New Arrivals 11th to 17th of July 2017

ANDREW TSHABANGU, Footprints, edited by Thembinkosi Goniwe
201pp., 4to., illus., hardback, Johannesburg, 2017. R650
Published to coincide with the exhibition, Standard Bank Gallery, Johannesburg, 2017.

Foreword by Thulani Gcabashe. Preface by Mongane Wally Serote.

Contributions include:
"The 'Hidden Political Significance' of Andrew Tshabangu's 'Hostel Interiors'" by Ashraf Jamal
"Dreaming of Transcendence: Andrew Tshabangu's photography" by M. Neelika Jayawardane
"Anecdotes Of That Which Is So Visible It Cannot be Seen: on the supernatural in Andrew Tshabangu's work" by Bonaventure Soh Bejeng Ndikung
"'No Hawkers': signs taken for Johannesburg" by Hlonipa Mokoena
"The Value of Andrew Tshabangu's Photography" by Simon Njami
"Andrew Tshabangu's City" by Bronwyn Law-Viljoen
"Incomparable: the art of Andrew Tshabangu in context" by Michael Godby

Andrew Tshabangu has been making photographs for over twenty years. He was born in 1966 in Johannesburg, where he currently lives and works.
Lewis (M.) photo. & Zack (T.) text MASTER MANSIONS, book 8/10, Wake Up, This is Joburg, a ten book series of Johannesburg stories
33pp., b/w & colour illus., paperback, Johannesburg, 2017. R240
Mark Lewis' photographs and Tanya Zack's text document Master Mansions, a seven-storey structure built at the intersection of West and Commissioner Streets by Bhikha Uka Prajapati in the 1930s to house the family's hat factory. The building included a rooftop garden and a private Hindu temple, the first in Johannesburg. The family were forced to relocate by the Group Areas Act. The hat factory closed in 2007 and the building is now an apartment block
Magaisa (T.) & Shoro (K.) eds. OVERTIME, representation, values and imagined futures of 'classical African art'
71pp., 4to., colour illus., paperback, Johannesburg, 2017. R170
This publication is a continuation and a reflection of the processes that occurred during and after the opening of the exhibition, "Overtime", Wits Art Museum, Johannesburg, 2017.

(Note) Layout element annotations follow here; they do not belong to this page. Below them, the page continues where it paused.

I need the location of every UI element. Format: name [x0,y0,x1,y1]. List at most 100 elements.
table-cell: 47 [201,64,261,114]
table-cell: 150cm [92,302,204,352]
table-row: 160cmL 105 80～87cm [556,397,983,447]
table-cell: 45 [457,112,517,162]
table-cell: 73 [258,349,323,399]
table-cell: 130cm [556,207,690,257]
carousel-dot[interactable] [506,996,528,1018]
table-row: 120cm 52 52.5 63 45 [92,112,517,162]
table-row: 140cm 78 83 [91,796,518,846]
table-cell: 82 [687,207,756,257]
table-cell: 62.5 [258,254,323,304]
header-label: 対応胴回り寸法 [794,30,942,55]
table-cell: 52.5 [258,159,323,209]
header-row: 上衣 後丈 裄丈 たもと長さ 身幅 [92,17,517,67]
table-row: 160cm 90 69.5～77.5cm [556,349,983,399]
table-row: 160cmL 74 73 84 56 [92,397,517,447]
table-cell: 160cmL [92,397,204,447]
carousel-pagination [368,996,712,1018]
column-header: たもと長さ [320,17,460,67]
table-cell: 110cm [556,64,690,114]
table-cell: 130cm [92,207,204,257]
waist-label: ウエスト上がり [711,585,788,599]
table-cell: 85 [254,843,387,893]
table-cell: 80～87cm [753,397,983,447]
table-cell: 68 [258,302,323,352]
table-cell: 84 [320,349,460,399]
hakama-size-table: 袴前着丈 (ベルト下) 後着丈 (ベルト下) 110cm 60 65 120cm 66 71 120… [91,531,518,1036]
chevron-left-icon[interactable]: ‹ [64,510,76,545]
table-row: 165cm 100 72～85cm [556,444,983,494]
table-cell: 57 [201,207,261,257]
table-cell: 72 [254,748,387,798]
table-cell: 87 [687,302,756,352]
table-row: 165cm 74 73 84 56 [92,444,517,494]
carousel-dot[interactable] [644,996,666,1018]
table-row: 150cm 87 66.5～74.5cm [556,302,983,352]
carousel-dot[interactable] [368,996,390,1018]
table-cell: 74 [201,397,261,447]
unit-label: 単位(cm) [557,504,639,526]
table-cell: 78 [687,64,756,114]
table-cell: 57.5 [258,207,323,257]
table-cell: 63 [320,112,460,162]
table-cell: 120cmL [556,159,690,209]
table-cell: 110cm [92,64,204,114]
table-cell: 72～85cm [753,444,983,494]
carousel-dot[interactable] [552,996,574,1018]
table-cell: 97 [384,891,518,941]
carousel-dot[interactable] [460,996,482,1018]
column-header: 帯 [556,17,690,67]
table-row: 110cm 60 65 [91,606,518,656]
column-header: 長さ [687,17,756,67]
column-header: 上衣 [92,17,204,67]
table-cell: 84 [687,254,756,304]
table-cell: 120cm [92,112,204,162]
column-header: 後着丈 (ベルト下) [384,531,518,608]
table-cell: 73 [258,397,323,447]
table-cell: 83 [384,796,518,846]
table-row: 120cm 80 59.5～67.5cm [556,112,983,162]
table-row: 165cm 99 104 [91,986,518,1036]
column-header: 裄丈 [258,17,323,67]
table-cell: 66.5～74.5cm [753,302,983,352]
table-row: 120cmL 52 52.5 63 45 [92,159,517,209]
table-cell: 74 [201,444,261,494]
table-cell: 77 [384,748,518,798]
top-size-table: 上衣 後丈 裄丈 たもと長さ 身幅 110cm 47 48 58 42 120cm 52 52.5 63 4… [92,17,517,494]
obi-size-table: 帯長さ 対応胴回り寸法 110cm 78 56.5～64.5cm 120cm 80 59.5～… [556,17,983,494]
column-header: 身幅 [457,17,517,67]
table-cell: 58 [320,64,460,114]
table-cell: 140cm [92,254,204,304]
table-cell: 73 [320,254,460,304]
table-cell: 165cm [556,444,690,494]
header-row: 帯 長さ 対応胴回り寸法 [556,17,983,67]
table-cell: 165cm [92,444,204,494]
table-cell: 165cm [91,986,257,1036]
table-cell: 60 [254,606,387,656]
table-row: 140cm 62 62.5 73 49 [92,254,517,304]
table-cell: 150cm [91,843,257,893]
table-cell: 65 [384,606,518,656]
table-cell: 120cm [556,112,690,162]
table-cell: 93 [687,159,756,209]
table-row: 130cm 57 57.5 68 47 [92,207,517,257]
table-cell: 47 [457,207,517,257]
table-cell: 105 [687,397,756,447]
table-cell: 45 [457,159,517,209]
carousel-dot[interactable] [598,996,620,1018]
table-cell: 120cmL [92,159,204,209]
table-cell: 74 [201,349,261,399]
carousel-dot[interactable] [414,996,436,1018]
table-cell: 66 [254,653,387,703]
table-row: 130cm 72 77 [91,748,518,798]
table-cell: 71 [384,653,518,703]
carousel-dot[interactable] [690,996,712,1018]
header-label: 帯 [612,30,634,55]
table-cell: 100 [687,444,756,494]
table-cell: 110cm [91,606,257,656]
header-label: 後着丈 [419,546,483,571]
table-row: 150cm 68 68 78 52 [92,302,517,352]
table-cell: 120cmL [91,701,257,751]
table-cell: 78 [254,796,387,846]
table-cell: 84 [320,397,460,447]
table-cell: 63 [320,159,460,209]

"Participants were encouraged to approach the Wits Art Museum collection from their individual perspective, to interrogate and (re)imagine the value, use and meaning of 'classical African art' in popular culture and in a future." from the introduction by Tatenda Magaisa and Katleho Shoro

People who contributed installations and essays in response to the collection include Anathi Bukani, Kevyah Cardoso and Luke Gibson, Rosa Elk, Michael Cheeseman, Leigh Leyde, Lebogang Mabusela, Gontse Mathabathe, Boitumelo Molalugi, Boitumelo Motau, Maxine Thomik, and Matshelane Xhakaza.